Bryan Collier is the executive director of TDCJ.

He presented the agency’s 2024-2025 legislative appropriations request in September.

“It is a heavy request as I have told many of you individually,” Collier said.

The agency requested an additional $1.39 billion dollars on top of its budget.

“Really, within every piece of TDCJ we are struggling to one, maintain existing staffing as well as recruiting new staffing,” Collier said.

Collier said TDCJ reached an all-time high vacancy of 8,043 correctional officers in February 2022, so the agency implemented a 15% pay raise for correctional officers to help combat critical staffing levels in April 2022.

“We have actually gained correctional officers every month since. Just to give you a point of reference, for at least the last three to four years prior to that, we were losing more officers every month than we were gaining. We have gone from over 8,000 vacancies pre 15% increase to just under 7,000 vacancies today.”

Collier said he wants to extend that pay raise into the next fiscal year, which will cost more than $374 million. Another $6.5 million would go to the Office of Inspector General.

“It would increase their positions to 35. 11 of which we have already had to add because of the increased number in criminal cases and contraband they have had to deal with,” Collier said.

TDCJ is reporting a big increase in number of criminal cases, along with some high-profile incidents of corrections officers caught trying to smuggle contraband into their facilities.

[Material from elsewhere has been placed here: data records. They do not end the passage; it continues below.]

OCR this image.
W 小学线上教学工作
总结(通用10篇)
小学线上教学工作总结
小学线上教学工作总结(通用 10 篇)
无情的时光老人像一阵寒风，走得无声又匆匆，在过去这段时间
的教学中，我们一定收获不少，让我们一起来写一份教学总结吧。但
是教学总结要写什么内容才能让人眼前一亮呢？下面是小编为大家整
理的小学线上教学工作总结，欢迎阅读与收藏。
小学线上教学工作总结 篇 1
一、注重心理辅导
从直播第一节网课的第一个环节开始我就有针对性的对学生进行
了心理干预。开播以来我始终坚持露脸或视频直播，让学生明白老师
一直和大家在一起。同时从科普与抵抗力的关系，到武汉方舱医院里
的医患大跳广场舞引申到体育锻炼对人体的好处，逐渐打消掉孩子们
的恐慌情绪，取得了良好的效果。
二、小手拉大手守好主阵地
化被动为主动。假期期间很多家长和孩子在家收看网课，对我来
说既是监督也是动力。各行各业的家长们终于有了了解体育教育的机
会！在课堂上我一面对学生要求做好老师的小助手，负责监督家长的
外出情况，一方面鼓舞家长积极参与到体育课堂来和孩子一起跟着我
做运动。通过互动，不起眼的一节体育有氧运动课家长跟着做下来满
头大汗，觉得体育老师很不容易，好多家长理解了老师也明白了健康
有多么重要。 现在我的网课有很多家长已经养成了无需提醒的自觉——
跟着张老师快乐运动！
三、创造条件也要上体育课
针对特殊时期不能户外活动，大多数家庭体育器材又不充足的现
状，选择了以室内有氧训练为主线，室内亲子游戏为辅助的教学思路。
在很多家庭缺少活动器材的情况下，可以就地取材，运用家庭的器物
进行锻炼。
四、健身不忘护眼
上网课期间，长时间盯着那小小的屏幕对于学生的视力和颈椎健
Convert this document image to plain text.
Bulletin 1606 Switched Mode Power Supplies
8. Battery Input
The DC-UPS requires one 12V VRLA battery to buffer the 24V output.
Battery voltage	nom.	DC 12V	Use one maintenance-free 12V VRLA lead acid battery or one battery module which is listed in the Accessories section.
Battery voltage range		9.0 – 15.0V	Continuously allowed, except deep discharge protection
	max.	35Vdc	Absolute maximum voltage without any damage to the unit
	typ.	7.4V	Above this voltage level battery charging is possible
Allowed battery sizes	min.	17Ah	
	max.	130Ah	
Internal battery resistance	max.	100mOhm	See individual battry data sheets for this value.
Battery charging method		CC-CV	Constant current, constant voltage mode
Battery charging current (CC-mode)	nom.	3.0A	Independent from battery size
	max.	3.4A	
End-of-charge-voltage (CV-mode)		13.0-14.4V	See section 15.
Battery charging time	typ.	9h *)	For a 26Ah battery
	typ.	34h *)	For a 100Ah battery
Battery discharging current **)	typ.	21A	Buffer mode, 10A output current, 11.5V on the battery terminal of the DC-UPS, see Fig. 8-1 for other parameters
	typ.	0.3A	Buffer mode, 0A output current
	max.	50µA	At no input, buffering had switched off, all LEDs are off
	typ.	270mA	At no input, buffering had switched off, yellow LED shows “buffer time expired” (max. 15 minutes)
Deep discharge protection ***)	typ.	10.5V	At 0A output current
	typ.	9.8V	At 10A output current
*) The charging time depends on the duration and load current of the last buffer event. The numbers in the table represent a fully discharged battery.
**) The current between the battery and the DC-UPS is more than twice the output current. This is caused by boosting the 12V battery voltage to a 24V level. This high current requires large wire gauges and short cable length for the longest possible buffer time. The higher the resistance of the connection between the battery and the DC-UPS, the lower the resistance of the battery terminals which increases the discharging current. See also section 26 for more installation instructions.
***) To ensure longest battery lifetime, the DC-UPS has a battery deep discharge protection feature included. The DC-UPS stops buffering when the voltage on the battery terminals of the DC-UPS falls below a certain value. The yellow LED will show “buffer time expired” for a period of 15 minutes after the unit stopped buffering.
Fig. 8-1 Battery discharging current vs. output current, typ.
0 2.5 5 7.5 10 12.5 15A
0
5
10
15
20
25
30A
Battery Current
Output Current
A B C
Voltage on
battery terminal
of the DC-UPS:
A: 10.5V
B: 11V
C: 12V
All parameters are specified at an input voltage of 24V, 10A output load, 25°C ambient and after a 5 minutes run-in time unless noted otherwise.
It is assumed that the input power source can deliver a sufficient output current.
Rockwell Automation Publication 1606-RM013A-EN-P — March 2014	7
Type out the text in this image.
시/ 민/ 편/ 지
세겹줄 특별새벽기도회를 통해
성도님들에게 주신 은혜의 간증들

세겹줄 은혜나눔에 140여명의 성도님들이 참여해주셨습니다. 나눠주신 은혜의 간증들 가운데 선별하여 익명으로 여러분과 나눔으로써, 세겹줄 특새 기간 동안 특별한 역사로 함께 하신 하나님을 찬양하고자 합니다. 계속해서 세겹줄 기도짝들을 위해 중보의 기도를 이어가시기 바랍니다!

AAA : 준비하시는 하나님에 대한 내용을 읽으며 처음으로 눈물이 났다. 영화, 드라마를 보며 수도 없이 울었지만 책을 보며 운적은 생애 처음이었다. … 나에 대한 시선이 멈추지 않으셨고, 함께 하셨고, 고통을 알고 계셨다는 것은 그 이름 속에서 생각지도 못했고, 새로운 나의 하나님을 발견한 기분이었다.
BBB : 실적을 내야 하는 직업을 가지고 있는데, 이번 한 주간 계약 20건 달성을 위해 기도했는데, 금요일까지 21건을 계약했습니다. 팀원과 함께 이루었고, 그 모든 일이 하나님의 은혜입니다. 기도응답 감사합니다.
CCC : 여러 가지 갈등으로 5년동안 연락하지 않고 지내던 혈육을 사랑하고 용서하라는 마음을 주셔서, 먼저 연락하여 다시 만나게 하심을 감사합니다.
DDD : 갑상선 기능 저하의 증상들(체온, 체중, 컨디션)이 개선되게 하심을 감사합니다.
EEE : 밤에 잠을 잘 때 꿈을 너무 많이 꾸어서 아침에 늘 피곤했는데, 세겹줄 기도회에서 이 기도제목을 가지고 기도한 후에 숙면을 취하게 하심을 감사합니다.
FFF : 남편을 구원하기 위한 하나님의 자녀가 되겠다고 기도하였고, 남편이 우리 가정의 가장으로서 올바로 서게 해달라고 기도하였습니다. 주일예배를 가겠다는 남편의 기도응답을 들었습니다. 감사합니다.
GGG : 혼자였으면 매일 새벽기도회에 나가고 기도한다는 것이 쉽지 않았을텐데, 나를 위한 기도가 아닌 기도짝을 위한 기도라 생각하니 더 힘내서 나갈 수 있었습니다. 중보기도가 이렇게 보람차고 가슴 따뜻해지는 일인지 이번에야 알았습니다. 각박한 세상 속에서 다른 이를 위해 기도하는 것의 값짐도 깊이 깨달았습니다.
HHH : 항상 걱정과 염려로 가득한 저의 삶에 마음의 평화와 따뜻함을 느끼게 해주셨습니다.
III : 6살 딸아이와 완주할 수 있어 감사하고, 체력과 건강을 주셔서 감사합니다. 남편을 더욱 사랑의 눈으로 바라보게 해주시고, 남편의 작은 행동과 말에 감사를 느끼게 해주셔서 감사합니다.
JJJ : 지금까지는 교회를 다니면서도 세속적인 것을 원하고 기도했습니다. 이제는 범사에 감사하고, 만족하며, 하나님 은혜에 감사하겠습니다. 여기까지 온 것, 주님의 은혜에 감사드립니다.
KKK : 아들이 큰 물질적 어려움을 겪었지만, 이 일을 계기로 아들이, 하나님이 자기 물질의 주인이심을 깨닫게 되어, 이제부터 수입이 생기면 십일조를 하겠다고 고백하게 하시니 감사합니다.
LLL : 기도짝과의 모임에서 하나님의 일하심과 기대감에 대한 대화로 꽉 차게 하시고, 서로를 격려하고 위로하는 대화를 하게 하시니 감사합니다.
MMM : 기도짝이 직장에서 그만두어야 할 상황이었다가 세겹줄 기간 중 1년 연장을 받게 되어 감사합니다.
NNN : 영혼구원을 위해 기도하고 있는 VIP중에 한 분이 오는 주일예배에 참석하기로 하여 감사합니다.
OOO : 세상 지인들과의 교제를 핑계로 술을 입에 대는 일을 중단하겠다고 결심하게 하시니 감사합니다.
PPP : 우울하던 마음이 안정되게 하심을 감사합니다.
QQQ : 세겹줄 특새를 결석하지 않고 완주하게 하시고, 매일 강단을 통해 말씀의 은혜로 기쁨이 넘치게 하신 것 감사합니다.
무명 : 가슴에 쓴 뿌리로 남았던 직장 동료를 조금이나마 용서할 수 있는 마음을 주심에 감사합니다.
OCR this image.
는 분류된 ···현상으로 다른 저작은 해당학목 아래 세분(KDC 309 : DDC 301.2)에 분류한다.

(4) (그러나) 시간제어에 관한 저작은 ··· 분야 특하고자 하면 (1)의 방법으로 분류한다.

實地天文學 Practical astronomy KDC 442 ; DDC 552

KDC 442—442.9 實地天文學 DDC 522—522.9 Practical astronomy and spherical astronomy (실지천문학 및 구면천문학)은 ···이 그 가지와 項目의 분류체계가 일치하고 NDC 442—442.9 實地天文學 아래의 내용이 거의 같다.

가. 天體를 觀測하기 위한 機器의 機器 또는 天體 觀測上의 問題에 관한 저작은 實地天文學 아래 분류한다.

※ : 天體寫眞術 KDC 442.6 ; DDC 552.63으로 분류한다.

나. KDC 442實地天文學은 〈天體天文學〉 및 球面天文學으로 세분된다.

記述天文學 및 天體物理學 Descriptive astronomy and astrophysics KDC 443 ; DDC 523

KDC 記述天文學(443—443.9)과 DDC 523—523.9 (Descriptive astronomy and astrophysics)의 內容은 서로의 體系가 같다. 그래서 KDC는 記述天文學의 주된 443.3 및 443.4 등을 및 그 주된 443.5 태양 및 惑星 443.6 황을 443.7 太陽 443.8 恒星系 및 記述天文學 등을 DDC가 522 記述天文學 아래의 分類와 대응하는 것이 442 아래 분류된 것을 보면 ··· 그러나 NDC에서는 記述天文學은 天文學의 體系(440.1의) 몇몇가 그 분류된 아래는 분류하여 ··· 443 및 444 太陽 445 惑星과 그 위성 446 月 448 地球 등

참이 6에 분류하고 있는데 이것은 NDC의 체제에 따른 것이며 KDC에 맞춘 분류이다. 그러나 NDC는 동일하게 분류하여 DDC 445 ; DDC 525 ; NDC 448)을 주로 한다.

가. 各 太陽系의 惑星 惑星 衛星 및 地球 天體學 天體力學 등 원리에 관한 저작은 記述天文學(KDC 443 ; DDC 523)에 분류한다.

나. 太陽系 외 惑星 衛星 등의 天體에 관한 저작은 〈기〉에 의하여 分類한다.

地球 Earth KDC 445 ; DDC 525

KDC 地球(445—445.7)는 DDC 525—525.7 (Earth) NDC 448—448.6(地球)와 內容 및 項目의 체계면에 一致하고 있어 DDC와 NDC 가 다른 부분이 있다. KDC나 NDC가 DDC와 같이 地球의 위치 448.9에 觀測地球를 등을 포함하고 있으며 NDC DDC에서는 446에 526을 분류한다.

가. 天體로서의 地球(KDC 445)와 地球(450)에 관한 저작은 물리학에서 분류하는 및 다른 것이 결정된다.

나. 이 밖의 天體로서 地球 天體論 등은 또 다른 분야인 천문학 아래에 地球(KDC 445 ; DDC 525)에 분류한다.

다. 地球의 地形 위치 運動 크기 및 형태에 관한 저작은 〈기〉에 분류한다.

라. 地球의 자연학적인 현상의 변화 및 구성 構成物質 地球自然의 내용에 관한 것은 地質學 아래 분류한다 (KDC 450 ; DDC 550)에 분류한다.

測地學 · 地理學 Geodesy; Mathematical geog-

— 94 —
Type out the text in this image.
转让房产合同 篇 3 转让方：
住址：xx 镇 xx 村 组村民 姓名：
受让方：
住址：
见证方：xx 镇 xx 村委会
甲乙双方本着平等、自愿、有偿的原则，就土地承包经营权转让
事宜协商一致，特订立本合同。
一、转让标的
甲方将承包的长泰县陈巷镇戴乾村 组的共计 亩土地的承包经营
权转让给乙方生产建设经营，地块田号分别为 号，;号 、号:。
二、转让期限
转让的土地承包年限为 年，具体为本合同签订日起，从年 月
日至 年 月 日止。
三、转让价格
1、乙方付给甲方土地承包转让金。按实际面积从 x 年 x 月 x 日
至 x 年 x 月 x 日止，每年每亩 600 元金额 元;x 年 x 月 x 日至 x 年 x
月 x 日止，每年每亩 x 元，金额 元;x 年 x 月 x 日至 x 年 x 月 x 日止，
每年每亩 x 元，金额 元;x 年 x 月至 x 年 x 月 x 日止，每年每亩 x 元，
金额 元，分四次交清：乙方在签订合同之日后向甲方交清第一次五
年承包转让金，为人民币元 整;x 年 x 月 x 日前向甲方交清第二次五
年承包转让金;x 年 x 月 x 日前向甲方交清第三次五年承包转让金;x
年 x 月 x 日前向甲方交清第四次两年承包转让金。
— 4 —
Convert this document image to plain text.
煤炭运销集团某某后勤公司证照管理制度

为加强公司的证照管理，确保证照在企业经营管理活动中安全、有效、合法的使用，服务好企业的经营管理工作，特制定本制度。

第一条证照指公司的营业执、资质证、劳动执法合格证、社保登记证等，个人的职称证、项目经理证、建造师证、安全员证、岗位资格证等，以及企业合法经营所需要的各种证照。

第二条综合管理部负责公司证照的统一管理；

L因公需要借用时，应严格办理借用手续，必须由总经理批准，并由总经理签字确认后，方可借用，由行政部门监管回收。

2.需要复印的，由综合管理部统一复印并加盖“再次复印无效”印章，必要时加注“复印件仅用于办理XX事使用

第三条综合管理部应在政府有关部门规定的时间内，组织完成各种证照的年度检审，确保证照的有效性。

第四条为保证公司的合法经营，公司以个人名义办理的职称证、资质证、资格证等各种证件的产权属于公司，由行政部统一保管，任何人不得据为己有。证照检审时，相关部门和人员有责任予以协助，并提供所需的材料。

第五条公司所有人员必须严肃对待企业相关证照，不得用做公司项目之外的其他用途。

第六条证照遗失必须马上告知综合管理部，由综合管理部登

Correctional officer Gilma Parades had been with the department about seven months when officials said they caught her trying to smuggle more than 17 ounces of liquid PCP and more than 20 ounces of fentanyl into the Preston Smith Unit in Lamesa.

Investigators also searched her vehicle and said they found more than 30 ounces of liquid PCP and five ounces of liquid fentanyl.

Earlier this month, agents said a correctional officer at a unit near Dallas tried to sneak contraband into the facility.

In September, correctional staff said they caught two people trying to drop off illegal drugs and cell phones at a facility in Hondo.

The month before that, a correctional officer was arrested after investigators said they found drugs and cell phones in his car that they believe he was going to try to smuggle into a Gatesville prison.

“If you go back to FY 2019, there were about 9,300 criminal cases opened a year. This past year, there were 12,000. We have seen a significant increase in contraband and other items,” Collier said.

Now, it will be up to state lawmakers to approve the budget.